Un peu après 100 pages, le temps recule de deux ans au lendemain du divorce de ses parents, un flash-back qui se poursuit pendant 250 pages. Les scènes de l'alcoolisme naissant de son père, dont nous savons qu'il le tuera une décennie plus tard, et les tentatives pour regagner l'affection de son fils confèrent au livre une dose de gravité, jusqu'à ce que les accès de colère ivres de papa dissuadent Karl Ove de venir le voir. Knausgaard ne fait pas grand-chose ici du changement de cadre – les digressions et les digressions dans les digressions, une raison valable pour le comparer à Proust – qui ont déclenché les deux premiers livres. Mais il y a un bref aperçu des jours qui ont suivi la mort de son père lorsque son frère aîné, Yngve, découvre les carnets de leur père documentant ces jours en termes d'insomnie et de soulagement grâce à l'alcool : « Une autre mauvaise nuit. C'est toujours comme ça quand tu ne prends aucun « médicament ». » Les cahiers contiennent une phrase classique de Knausgaard : « Nous ne vivons pas notre vie seuls, mais cela ne signifie pas que nous voyons ceux aux côtés desquels nous vivons notre vie. »

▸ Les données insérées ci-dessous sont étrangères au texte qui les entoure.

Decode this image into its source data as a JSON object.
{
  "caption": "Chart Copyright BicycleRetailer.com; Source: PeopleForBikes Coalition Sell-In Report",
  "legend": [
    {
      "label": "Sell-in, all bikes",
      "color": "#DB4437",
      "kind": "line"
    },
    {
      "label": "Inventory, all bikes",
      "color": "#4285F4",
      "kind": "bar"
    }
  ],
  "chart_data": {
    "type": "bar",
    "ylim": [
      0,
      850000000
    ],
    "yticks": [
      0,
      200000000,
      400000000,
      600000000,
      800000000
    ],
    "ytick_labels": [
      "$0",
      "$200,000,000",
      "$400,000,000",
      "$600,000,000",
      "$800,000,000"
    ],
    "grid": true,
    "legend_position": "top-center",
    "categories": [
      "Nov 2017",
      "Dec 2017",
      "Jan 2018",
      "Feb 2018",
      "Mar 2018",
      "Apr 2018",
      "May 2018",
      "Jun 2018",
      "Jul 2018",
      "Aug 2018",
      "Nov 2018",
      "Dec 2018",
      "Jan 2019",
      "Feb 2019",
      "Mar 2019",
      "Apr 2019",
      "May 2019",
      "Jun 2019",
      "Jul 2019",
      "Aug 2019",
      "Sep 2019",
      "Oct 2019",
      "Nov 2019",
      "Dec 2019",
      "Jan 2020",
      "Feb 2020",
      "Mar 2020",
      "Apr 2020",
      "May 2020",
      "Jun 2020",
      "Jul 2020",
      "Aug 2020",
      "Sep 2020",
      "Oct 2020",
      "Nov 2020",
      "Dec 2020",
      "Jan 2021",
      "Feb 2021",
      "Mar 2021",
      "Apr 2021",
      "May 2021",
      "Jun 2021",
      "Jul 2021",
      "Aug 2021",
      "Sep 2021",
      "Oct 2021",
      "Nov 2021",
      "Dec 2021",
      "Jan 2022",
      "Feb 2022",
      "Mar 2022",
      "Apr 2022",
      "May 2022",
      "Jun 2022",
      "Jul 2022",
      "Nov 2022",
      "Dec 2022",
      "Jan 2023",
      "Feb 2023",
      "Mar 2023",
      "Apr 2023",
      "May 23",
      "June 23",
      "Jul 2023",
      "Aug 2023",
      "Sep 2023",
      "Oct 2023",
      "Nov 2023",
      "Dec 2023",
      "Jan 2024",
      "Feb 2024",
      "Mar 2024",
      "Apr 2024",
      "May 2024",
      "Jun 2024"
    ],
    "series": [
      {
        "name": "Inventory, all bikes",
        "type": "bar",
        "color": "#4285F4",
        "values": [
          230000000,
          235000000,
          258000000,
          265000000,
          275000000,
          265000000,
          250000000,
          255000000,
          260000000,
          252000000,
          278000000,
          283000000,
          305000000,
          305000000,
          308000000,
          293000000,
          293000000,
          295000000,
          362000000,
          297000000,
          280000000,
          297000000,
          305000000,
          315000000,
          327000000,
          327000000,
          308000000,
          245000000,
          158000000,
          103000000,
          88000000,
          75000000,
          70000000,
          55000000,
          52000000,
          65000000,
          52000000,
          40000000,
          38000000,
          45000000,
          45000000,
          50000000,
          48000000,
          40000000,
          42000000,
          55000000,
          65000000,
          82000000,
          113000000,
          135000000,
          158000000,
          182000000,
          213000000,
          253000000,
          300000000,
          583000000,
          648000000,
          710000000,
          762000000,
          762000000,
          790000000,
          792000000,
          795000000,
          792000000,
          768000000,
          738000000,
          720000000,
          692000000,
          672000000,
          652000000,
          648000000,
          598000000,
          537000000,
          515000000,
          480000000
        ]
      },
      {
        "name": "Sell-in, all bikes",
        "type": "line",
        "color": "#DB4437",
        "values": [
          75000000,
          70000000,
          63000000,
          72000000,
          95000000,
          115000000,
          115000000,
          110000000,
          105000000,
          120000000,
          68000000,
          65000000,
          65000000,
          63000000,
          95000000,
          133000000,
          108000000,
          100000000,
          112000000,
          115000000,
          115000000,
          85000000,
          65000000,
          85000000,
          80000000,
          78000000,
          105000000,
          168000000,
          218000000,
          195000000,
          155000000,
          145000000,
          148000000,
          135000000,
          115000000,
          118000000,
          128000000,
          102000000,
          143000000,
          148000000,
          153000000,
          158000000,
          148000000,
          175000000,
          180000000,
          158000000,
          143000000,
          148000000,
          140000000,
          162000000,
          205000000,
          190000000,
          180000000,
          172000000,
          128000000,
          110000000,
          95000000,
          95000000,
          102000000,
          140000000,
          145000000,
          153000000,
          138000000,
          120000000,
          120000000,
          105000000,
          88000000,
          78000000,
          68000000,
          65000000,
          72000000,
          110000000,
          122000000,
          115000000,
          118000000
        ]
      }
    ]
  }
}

La fin delycée(en norvégien pour lycée, en gros) provoque une phase de débauche totale parmi la promotion appeléerusse,où le livre crée un élan kérouacien alors que Karl Ove entre dans une phase de consommation d'alcool incessante pendant la journée et commence à fumer du hasch. Il éprouve peu de remords lorsque sa mère le met à la porte de la maison un jour alors qu'il s'arrête pour chercher des vêtements de rechange et casse un pack de six Carlsberg ; pour ses camarades de classe, la ville est devenue une alternance de fêtes auxquelles ils se rendent dans « le van russe », dans lequel Karl Ove peut toujours s'écraser. Dans son propre journal, il écrit que ce furent les jours les plus heureux de sa vie. Il déménage bientôt dans le nord pour son travail d'enseignant, et il devient clair que sa solitude et sa frustration sexuelle sont dans une certaine mesure auto-imposées : il a l'intention de devenir écrivain. Comme le sexe, ce sera pour lui une manière d'accéder au sublime. Les histoires qu'il écrit tôt le matin avant l'école, telles que les résume Knausgaard, sont parodiquement lourdes de symbolisme (par exemple, une vision d'une plaine parsemée de feux de joie qui se révèlent être des bûchers funéraires), mais bien sûr, nous savons il y est parvenu. À la fin du livre, il part à l'école d'écriture. Mais est-ce qu'il arrive à baiser ? Lecteur, la réponse est sur l’avant-dernière page.

*Cet article paraît dans le numéro du 20 avril 2015 deNew YorkRevue.